NeurIPS 2019
Sun Dec 8th through Sat the 14th, 2019 at Vancouver Convention Center
Paper ID:6217
Title:A Zero-Positive Learning Approach for Diagnosing Software Performance Regressions

This paper describes a system for detecting the source of performance regressions in source code. The idea is to measure performance counters (HPCs) at a per-function level of the code, and then when a performance regression is detected, it is localized by looking for the function with most anomalous performance counters. The anomaly detection is done by training autoencoders on the HPCs, and there is a further idea to cluster functions with similar behavior profiles to avoid the need for learning an autoencoder for every function in a large code base. This is a controversial paper because there is little methodological novelty. R1 gave the lowest score and asks whether we want to allow this kind of paper in NeurIPS, worrying that if we accept any application of ML, then NeurIPS risks becoming too broad.

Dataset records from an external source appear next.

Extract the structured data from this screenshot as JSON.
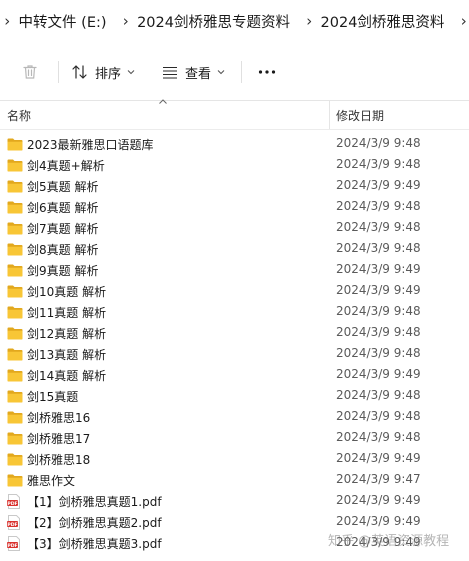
{
  "breadcrumb": {
    "items": [
      "中转文件 (E:)",
      "2024剑桥雅思专题资料",
      "2024剑桥雅思资料"
    ]
  },
  "toolbar": {
    "sort_label": "排序",
    "view_label": "查看"
  },
  "columns": {
    "name": "名称",
    "modified": "修改日期"
  },
  "files": [
    {
      "name": "2023最新雅思口语题库",
      "date": "2024/3/9 9:48",
      "type": "folder"
    },
    {
      "name": "剑4真题+解析",
      "date": "2024/3/9 9:48",
      "type": "folder"
    },
    {
      "name": "剑5真题 解析",
      "date": "2024/3/9 9:49",
      "type": "folder"
    },
    {
      "name": "剑6真题 解析",
      "date": "2024/3/9 9:48",
      "type": "folder"
    },
    {
      "name": "剑7真题 解析",
      "date": "2024/3/9 9:48",
      "type": "folder"
    },
    {
      "name": "剑8真题 解析",
      "date": "2024/3/9 9:48",
      "type": "folder"
    },
    {
      "name": "剑9真题 解析",
      "date": "2024/3/9 9:49",
      "type": "folder"
    },
    {
      "name": "剑10真题 解析",
      "date": "2024/3/9 9:49",
      "type": "folder"
    },
    {
      "name": "剑11真题 解析",
      "date": "2024/3/9 9:48",
      "type": "folder"
    },
    {
      "name": "剑12真题 解析",
      "date": "2024/3/9 9:48",
      "type": "folder"
    },
    {
      "name": "剑13真题 解析",
      "date": "2024/3/9 9:48",
      "type": "folder"
    },
    {
      "name": "剑14真题 解析",
      "date": "2024/3/9 9:49",
      "type": "folder"
    },
    {
      "name": "剑15真题",
      "date": "2024/3/9 9:48",
      "type": "folder"
    },
    {
      "name": "剑桥雅思16",
      "date": "2024/3/9 9:48",
      "type": "folder"
    },
    {
      "name": "剑桥雅思17",
      "date": "2024/3/9 9:48",
      "type": "folder"
    },
    {
      "name": "剑桥雅思18",
      "date": "2024/3/9 9:49",
      "type": "folder"
    },
    {
      "name": "雅思作文",
      "date": "2024/3/9 9:47",
      "type": "folder"
    },
    {
      "name": "【1】剑桥雅思真题1.pdf",
      "date": "2024/3/9 9:49",
      "type": "pdf"
    },
    {
      "name": "【2】剑桥雅思真题2.pdf",
      "date": "2024/3/9 9:49",
      "type": "pdf"
    },
    {
      "name": "【3】剑桥雅思真题3.pdf",
      "date": "2024/3/9 9:49",
      "type": "pdf"
    }
  ],
  "watermark": "知乎 @英语资源教程",
  "colors": {
    "folder": "#F8C636",
    "folder_dark": "#E2A81E",
    "pdf": "#D9322E"
  },
  "icons": {
    "folder": "folder-icon",
    "pdf": "pdf-icon",
    "delete": "trash-icon",
    "sort": "sort-icon",
    "view": "view-icon",
    "more": "more-icon"
  }
}
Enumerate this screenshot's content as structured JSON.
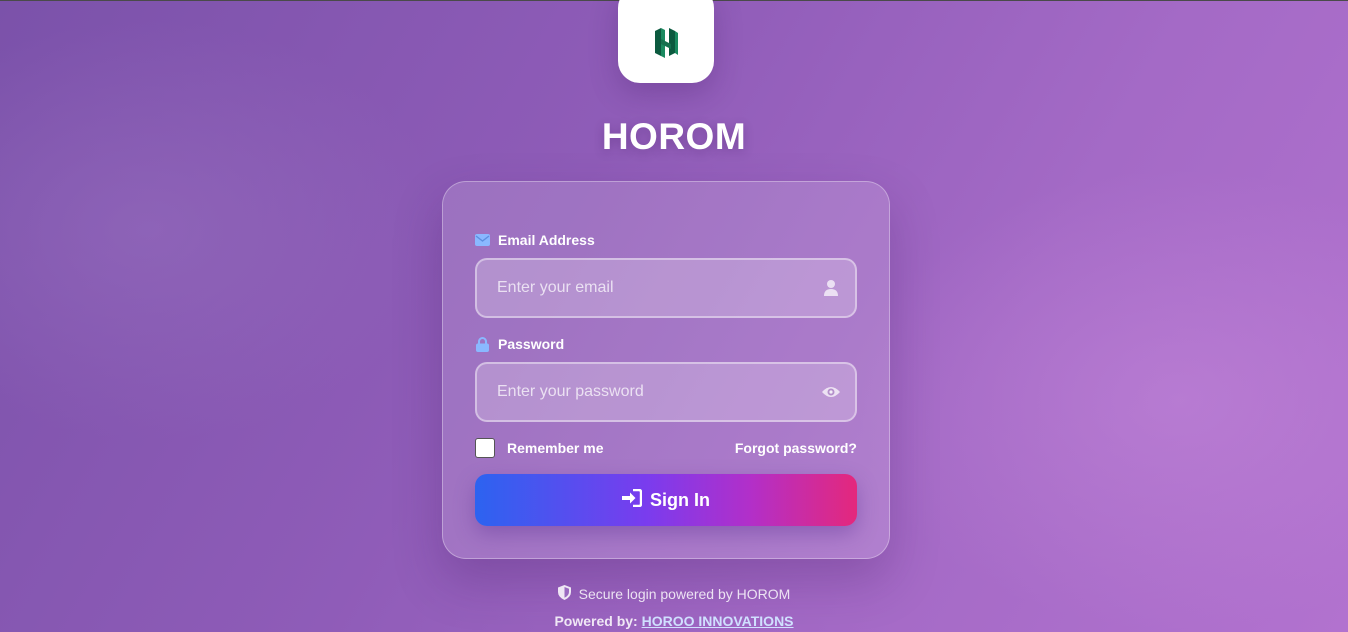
{
  "app": {
    "name": "HOROM",
    "logo_icon": "horom-h-logo"
  },
  "form": {
    "email": {
      "label": "Email Address",
      "placeholder": "Enter your email",
      "label_icon": "envelope-icon",
      "field_icon": "user-icon"
    },
    "password": {
      "label": "Password",
      "placeholder": "Enter your password",
      "label_icon": "lock-icon",
      "field_icon": "eye-icon"
    },
    "remember_label": "Remember me",
    "forgot_label": "Forgot password?",
    "submit_label": "Sign In",
    "submit_icon": "sign-in-icon"
  },
  "footer": {
    "secure_text": "Secure login powered by HOROM",
    "powered_prefix": "Powered by:",
    "powered_link": "HOROO INNOVATIONS"
  },
  "colors": {
    "accent_icon": "#8ab8ff",
    "logo_green": "#16704f",
    "button_gradient": [
      "#2c63f0",
      "#7a3cee",
      "#b22fc9",
      "#e4287c"
    ]
  }
}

R3 gave the highest initial score and finds the paper of high quality. R2 also supports acceptance but agrees with the lack of methodological novelty. None of the reviewers was an expert on the application, so I solicited an extra review from an expert in the application area. The expert's opinion is that the paper presents a pretty good problem formulation and would be a good foundation for future ML research (though there is a simplifying assumption in the work that doesn't hold for all performance regressions). It's worth considering R1's question. For me (AC), the reason to prefer this paper to the average ICSE ML paper is that it introduces a problem that I've never seen in an ML venue, uses an interesting source of data that will be new to ML people (HPCs), follows reasonable modern ML practices (autoencoders for anomaly detection), would benefit from more advanced ML, and it could get ML people excited about the problem (the paper is easy to ready for an ML audience). I agree that we don't want NeurIPS to only have this kind of paper, but having a mix of methodological, application, and infrastructure (e.g., software toolkits, datasets) papers is healthy IMHO.